É a mais autêntica e espontânea exibição de alegria e otimismo pela vida. É fácil imaginar, pelo que se depreende do semblante de cada um, a visão inquieta, otimista e apressada de um futuro que se faz presente para a realização de suas aspirações. Em sentido inverso, é a inevitável expectativa de que a ação do tempo, aliada à tirania da morte, o manchará com tintas sombrias que traduzirão a tristeza, a saudade e a dor causada pela gradual supressão dos que se vão.
Laercio, engenheiro civil, fez parte dos formandos do ano de 1945. Era uma turma de vinte e cinco alunos, homens na sua totalidade. Um dia antes da colação de grau, como é de praxe, tiraram em conjunto uma fotografia para que servisse de lembrança. Serviria também para demarcar, daí para frente, a história de cada um. Simbolizando um período vivido com intensidade seria depositário das mais alegres e divertidas reminiscências.
Não há dúvida que o período estudantil é o mais agitado na multiplicidade de aventuras, especialmente quando se estuda fora de casa. As repúblicas, indubitavelmente, são o palco onde se desenrolam as mais divertidas peripécias. Em razão disso, é o mais importante investimento de capital à vida, vez que se usufrui em dois tempos, na ação presente e nas lembranças do passado.

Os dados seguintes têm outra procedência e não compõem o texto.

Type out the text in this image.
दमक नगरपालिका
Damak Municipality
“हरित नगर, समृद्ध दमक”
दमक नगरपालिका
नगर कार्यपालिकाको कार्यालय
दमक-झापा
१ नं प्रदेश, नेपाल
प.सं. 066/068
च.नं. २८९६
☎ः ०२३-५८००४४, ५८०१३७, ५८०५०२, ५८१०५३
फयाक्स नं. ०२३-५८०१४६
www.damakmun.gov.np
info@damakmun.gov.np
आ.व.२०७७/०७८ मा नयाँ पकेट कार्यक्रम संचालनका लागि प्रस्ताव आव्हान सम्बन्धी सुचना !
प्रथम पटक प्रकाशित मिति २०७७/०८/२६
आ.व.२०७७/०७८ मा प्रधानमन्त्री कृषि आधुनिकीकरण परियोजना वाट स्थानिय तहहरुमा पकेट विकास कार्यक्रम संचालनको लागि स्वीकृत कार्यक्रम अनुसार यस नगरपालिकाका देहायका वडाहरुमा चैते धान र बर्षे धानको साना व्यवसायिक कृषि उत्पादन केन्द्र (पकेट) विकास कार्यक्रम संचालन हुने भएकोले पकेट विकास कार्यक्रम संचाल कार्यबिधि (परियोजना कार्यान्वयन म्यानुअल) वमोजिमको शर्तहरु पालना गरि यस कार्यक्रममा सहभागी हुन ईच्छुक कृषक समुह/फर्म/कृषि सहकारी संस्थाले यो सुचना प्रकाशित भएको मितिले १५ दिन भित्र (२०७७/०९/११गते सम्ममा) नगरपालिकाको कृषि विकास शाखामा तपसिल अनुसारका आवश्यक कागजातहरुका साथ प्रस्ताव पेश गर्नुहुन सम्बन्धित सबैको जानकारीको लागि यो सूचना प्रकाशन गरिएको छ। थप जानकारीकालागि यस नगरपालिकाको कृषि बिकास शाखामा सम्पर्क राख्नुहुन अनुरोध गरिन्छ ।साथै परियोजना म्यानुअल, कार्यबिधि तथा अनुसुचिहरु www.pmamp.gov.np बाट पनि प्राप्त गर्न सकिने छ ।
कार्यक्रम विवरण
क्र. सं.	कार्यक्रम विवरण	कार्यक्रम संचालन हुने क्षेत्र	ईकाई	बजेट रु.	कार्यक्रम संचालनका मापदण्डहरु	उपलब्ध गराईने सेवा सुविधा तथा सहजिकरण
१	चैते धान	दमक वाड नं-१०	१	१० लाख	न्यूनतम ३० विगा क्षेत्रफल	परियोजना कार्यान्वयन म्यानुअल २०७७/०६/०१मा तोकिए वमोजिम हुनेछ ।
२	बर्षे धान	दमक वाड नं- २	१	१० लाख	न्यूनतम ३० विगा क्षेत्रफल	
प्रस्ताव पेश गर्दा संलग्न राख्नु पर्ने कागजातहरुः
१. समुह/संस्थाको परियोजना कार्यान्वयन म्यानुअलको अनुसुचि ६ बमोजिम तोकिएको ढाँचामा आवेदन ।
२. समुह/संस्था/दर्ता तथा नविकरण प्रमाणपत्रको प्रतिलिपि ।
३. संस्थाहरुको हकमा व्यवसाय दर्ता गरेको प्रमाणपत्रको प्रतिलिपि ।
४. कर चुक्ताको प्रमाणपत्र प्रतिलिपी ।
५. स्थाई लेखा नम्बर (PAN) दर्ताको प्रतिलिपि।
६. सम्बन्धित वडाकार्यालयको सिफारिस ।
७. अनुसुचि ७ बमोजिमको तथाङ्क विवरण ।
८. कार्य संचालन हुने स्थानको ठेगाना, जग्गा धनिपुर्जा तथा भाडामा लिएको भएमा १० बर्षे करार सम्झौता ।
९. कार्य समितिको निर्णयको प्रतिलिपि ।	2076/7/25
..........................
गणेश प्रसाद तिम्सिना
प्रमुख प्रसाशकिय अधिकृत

Uma das virtudes da juventude, a transbordar puro romantismo, é imaginar que as delícias e prazeres vividos permanecerão em todo o curso de suas vidas. Assim pensando, antes que se dispersassem, acertaram que periodicamente se reencontrariam. Uma bela iniciativa para conservar a amizade, uma das coisas mais importantes da vida. Aconteciam em determinada cidade, sempre no mês de dezembro, apropriado para as bebemorações. As primeiras foram uma réplica dos excessos do passado. Nessas ocasiões, a fotografia, ampliada em um quadro emoldurado, era exibida sobre uma mesa. Já nos primeiros anos algumas baixas, prematuramente, eram comentadas. O mesmo faziam a respeito do exercício de suas atividades. Sob o efeito da bravura do álcool, teoricamente confessavam encarar a morte com naturalidade.
Os encontros passaram a ser cada vez mais espaçados. As bebemorações, bem mais moderadas, a morte, na sua funesta e contínua ação, passava a ser objeto de discussão e reflexões sobre a vida do outro lado, se é que existe. Apesar de alguns afirmarem estar preparados para enfrentá-la, destemidos sob o efeito do álcool, essas declarações não impediam, no fundo, de pensar com seus botões que poderia ser o próximo. As perdas continuavam, reduzindo o número para menos da metade. Já eram setentões. Poucos anos depois cessaram os encontros. Estavam naquela fase em que a vida, perdida em parte a vitalidade, começa a desmoronar-se. Têm até condições de dar continuidade às suas realizações, como fazem alguns, enquanto outros, como se estivessem anestesiados pela carência de emoções, não viam mais justificativa para qualquer empreendimento.
Laercio passou a ver o quadro, segundo seu estado de espírito, numa duplicidade de sentimentos. Sentia a real alegria nele estampada ou a tristeza de um passado perdido e que não mais voltaria. Fora dessa normalidade, algumas vezes, como se estivesse acometido por um transtorno psicológico, acreditava vê-lo sob o efeito de uma metamorfose. A imagem dos sorrisos nele expressa, aos poucos ia se transformando em rostos que se contorciam de dor. Estava refletindo a inevitável mistura de sentimentos opostos em que um sucede ao outro como indispensável tempero da vida.
Num dado momento, deu-se conta que era o único remanescente. Achava-se além dos oitenta anos de idade. O quadro não mais fazia parte das suas contemplações. Há muito tinha deposto as armas para enfrentar a vida ou usufruí-la. Tudo era a mesma coisa. Chovesse ou fizesse sol, era-lhe indiferente. Há um bom tempo estava na sala de espera, aguardando tão somente o momento para ir ao além. Finalmente, chegou o dia. Com a sua partida, a morte, simultaneamente, estendeu seu mórbido trabalho sobre o quadro, tornando-o totalmente opaco, ceifando a mais bela imagem de uma juventude a transpirar vitalidade. Pregado que se encontrava em uma parede, no mesmo instante desprega-se, reduzido a pedaços. Assim, sob o efeito de inexplicável fenômeno, como se animado fosse, morreu em solidariedade aos que em vida davam-lhe a vida.